Trasa przyszłorocznego Giro d’Italia ma być bardziej przyjazna kolarzom. Po fali krytyki, jaka spadła na organizatorów, kolejna edycja wyścigu ma być łatwiejsza, choć Giro wciąż będzie najtrudniejszym z trzech Wielkich Tour’ów. Podczas prezentacji, na której obecni byli wszyscy bohaterowie tegorocznego Giro d’Italia, organizatorzy przedstawili trasę bardziej zbalansowaną i niewymagającą od kolarzy nadludzkich umiejętności, a z takimi zarzutami spotykali się choćby w tym roku. Mimo to górskie etapy na Giro łatwe nie będą. W porównaniu do tegorocznej edycji nie będzie górskiej czasówki, ale tylko jeden etap mniej kończyć się będzie finiszem pod górę, choć trzy z nich usytuowane będą na etapach pagórkowatych, a nie w wysokich górach, jak to było w 2011 roku. Ale łatwo nie będzie, bo górskie etapy przyszłorocznego Giro zawiodą kolarzy na najbardziej znane i najtrudniejsze przełęcze włoskiego wyścigu.
Przyszłoroczny wyścig rozpocznie się w Danii, indywidualną czasówką o długości 8,7 kilometrów. Kolejne dwa – płaskie - etapy także rozegrane zostaną w Skandynawii, a po nich kolarze będą mieli dzień odpoczynku. Przerwę zaplanowano dosyć szybko, a kolarze ten dzień muszą wykorzystać na dostanie się do Włoch. Taka będzie cena rozpoczęcia Giro w Danii. Potem jednak będzie już znacznie łatwiej, gdyż organizatorzy oszczędzili kolarzom długich transferów, co także było powodem krytyki w tym roku.

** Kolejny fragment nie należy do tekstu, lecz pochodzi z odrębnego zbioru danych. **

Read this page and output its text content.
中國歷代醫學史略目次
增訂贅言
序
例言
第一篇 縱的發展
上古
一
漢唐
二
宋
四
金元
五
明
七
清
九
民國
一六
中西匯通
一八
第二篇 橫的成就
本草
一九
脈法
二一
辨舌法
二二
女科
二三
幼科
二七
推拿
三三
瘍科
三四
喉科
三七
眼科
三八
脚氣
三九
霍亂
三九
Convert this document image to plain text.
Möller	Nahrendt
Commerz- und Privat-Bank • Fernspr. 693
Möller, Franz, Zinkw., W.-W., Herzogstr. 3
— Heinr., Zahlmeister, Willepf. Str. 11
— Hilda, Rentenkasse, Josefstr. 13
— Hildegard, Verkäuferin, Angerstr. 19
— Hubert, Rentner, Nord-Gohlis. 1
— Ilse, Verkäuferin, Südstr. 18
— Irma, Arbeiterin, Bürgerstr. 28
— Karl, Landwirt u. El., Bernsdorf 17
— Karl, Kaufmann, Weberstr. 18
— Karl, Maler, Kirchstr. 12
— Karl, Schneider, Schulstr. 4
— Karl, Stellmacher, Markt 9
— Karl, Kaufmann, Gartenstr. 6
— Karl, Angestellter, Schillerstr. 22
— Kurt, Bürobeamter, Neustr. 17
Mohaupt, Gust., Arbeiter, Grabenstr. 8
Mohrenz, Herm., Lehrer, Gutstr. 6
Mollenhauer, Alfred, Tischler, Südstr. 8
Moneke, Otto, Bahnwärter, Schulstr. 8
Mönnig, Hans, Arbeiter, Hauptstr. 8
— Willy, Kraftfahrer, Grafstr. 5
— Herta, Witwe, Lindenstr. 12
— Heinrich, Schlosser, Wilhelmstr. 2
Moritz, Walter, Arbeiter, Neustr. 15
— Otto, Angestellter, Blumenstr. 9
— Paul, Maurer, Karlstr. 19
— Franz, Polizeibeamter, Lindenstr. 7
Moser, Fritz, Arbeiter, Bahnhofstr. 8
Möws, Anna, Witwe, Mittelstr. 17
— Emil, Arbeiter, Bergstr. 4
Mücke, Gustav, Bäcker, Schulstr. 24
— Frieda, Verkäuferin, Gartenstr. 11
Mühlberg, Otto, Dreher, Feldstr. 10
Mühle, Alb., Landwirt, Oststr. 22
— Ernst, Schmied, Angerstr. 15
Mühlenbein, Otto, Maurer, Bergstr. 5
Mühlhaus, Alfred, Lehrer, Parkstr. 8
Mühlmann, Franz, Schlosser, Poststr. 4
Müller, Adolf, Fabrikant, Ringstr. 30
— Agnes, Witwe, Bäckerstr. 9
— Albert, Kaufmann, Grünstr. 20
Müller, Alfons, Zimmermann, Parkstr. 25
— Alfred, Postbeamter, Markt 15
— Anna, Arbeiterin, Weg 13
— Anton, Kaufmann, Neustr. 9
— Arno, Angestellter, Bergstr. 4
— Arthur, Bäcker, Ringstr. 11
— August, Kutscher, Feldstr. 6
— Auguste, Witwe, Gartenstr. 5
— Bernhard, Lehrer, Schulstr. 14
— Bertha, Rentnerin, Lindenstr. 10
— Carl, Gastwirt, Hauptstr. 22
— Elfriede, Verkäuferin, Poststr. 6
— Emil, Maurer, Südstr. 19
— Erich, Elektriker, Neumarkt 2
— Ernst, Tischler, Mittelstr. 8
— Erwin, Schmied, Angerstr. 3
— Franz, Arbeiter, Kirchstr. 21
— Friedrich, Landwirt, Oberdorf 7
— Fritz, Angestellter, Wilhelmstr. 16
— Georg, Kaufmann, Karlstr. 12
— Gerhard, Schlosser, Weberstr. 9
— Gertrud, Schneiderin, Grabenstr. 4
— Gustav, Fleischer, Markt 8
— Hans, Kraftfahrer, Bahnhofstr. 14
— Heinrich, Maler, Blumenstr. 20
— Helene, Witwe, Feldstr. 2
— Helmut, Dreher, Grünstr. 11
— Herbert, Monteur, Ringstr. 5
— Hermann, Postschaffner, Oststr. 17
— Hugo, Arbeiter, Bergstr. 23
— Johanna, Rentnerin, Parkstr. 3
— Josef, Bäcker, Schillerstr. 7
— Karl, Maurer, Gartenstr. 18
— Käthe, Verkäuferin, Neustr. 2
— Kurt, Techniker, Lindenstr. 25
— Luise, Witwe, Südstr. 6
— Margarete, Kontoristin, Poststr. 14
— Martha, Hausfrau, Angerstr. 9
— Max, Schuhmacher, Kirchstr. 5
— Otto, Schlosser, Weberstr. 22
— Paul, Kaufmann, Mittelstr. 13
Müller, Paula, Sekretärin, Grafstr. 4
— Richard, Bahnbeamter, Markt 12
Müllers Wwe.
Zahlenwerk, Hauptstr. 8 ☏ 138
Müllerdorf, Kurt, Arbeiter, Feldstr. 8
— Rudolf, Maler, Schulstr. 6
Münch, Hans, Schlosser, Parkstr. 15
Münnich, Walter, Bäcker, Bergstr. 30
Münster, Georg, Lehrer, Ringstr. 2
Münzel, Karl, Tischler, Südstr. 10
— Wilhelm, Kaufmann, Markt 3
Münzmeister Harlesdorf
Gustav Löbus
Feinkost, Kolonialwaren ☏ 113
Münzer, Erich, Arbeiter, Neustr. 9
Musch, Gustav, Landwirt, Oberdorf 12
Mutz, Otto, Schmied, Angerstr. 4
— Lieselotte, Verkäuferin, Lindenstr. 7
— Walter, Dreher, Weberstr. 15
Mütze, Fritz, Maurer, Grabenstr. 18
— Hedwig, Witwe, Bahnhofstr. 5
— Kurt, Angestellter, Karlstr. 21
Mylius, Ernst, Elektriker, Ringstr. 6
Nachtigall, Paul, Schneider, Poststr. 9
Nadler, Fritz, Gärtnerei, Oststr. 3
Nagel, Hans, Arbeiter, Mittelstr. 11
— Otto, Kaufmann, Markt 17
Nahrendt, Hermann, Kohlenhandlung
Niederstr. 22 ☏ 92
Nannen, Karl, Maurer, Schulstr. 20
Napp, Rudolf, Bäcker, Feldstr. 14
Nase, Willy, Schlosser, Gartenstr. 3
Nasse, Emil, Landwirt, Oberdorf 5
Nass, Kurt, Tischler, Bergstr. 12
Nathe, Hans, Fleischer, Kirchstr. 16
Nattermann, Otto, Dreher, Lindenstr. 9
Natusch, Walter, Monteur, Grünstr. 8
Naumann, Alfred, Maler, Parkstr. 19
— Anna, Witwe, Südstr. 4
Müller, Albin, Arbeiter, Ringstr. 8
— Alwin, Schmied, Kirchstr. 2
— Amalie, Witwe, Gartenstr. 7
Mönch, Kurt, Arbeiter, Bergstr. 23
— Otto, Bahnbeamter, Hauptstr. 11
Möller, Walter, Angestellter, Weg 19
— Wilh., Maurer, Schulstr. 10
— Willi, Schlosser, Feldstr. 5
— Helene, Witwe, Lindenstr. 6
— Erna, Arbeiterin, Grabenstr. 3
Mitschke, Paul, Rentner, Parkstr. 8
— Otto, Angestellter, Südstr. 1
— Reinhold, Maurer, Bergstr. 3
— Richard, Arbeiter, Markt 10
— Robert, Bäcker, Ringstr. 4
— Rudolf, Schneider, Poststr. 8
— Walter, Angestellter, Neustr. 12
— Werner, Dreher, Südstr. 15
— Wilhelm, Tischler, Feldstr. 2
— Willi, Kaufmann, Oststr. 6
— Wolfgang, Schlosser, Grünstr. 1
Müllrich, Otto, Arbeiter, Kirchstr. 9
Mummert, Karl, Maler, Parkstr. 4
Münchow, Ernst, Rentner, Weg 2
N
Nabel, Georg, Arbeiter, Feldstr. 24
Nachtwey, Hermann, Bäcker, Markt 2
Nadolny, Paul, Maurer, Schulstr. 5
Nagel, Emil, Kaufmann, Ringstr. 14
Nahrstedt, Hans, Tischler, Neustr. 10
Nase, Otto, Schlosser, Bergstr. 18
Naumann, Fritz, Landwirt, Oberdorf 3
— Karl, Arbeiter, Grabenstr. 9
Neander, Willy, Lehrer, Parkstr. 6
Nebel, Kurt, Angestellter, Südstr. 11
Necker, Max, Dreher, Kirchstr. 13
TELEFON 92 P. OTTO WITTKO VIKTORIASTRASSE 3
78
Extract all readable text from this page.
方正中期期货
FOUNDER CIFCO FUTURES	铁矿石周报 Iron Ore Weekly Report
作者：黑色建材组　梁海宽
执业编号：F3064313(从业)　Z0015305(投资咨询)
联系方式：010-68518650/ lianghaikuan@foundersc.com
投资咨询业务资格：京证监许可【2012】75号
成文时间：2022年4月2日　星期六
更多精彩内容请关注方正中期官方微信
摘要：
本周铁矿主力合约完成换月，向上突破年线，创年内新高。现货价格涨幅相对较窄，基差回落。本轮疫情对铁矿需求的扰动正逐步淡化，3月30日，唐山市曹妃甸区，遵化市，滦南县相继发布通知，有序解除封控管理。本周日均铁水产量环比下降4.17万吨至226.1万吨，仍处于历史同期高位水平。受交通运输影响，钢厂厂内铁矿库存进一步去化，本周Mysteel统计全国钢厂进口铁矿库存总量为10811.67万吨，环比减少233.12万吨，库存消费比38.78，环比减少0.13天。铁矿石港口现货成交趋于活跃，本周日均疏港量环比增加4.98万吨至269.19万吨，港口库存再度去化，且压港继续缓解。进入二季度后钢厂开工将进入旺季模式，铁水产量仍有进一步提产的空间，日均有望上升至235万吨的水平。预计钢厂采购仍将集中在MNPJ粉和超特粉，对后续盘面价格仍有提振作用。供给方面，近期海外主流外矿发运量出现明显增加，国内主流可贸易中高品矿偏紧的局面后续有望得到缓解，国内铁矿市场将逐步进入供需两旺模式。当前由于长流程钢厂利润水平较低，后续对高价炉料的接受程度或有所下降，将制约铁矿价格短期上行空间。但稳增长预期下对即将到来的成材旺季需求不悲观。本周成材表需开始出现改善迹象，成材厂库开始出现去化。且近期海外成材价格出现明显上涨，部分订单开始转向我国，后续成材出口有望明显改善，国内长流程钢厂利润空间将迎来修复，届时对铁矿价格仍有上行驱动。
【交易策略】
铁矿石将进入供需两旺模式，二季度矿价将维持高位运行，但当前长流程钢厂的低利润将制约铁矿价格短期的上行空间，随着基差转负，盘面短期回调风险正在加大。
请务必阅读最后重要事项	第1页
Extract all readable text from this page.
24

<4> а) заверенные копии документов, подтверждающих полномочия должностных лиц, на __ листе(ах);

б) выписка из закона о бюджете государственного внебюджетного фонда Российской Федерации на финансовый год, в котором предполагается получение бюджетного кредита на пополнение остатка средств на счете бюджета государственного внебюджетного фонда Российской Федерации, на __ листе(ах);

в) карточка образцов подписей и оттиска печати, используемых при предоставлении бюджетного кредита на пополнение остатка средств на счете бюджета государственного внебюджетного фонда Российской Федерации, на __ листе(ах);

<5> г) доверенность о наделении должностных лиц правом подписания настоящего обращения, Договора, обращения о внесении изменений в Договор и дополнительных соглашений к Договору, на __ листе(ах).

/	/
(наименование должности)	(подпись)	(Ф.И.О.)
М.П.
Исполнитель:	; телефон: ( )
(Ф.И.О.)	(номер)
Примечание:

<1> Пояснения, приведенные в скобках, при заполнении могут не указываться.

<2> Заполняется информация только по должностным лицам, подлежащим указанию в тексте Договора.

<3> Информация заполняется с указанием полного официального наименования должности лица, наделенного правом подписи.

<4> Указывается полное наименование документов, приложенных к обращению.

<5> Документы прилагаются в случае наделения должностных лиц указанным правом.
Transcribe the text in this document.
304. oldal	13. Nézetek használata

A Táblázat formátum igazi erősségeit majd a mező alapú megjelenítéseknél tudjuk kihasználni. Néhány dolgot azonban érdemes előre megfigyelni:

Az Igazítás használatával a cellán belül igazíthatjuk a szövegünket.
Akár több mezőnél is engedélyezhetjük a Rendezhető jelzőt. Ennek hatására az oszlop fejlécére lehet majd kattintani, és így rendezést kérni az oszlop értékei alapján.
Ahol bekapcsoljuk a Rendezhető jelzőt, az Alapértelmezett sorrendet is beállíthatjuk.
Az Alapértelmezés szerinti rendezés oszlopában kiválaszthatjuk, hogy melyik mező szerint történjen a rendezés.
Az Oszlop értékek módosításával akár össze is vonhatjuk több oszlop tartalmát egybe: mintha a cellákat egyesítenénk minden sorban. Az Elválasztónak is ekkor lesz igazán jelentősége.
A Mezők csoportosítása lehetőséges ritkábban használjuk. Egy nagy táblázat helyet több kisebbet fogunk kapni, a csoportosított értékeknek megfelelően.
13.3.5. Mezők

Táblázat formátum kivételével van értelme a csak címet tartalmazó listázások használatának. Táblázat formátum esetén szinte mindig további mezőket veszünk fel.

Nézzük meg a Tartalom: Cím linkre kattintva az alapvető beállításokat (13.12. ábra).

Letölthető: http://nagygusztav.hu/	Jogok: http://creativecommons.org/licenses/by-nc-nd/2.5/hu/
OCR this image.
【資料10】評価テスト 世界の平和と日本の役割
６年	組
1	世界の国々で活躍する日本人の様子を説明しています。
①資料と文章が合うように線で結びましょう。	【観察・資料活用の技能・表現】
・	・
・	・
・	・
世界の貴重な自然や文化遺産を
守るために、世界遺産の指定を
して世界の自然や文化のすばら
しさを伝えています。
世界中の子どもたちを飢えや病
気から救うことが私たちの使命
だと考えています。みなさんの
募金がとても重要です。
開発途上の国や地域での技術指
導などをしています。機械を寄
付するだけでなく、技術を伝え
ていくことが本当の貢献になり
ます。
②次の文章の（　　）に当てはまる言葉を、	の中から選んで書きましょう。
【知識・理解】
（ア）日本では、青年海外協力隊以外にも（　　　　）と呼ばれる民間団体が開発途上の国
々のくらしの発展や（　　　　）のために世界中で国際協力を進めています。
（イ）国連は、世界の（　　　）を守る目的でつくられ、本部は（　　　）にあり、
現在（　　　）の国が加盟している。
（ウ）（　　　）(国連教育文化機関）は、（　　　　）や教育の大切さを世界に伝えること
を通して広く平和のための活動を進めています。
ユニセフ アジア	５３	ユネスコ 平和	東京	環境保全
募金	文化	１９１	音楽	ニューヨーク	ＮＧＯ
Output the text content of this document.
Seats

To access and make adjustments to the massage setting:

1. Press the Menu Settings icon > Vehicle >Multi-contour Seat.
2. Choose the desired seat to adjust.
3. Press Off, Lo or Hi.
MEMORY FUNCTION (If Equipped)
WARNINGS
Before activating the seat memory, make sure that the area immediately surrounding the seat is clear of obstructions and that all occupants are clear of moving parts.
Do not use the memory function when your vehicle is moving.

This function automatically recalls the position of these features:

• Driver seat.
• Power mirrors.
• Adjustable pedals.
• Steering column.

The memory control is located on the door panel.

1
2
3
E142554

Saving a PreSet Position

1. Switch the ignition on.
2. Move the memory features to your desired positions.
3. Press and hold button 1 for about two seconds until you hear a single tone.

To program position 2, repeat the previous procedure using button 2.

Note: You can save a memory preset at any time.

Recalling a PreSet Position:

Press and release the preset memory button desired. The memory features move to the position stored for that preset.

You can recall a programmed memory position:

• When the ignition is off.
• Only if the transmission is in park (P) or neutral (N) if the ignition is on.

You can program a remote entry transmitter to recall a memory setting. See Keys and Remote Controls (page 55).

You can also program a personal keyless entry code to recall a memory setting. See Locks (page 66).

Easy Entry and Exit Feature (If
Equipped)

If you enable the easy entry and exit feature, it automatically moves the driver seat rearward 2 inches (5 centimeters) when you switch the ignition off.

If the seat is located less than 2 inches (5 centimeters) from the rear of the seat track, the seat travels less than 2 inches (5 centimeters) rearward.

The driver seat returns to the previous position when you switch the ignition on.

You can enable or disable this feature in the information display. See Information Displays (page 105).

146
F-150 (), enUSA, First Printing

Zaraz po dniu przerwy i przylocie do Włoch kolarze staną na starcie czasówki drużynowej. Pierwszy tydzień będzie areną walki sprinterów, toteż kolejny, piąty etap – z Modeny do Fano – także będzie płaski. Następnego dnia przyjdą już pagórki. Etap z Urbino do Porto Sant'Elpidio sprzyjać będzie uciekinierom, tym bardziej, że meta usytuowana będzie po kilku kilometrach zjazdów. Ten etap rozpocznie pagórkowatą część Giro – kolejne dwa dni, z metą w Rocca di Cambio i Lago Laceno, mogą nie tylko zaowocować skutecznymi ucieczkami, ale także rozpocząć walkę faworytów do zwycięstwa w całym wyścigu – oba bowiem kończą się na podjeździe. Dzień wytchnienia czeka kolarzy na 9. etapie, gdy sprinterzy walczyć będą o zwycięstwo na mecie w Frosinone. Faworytom wyścigu ten etap będzie musiał zastąpić dzień przerwy, który normalnie planowany był po pierwszym tygodniu ścigania.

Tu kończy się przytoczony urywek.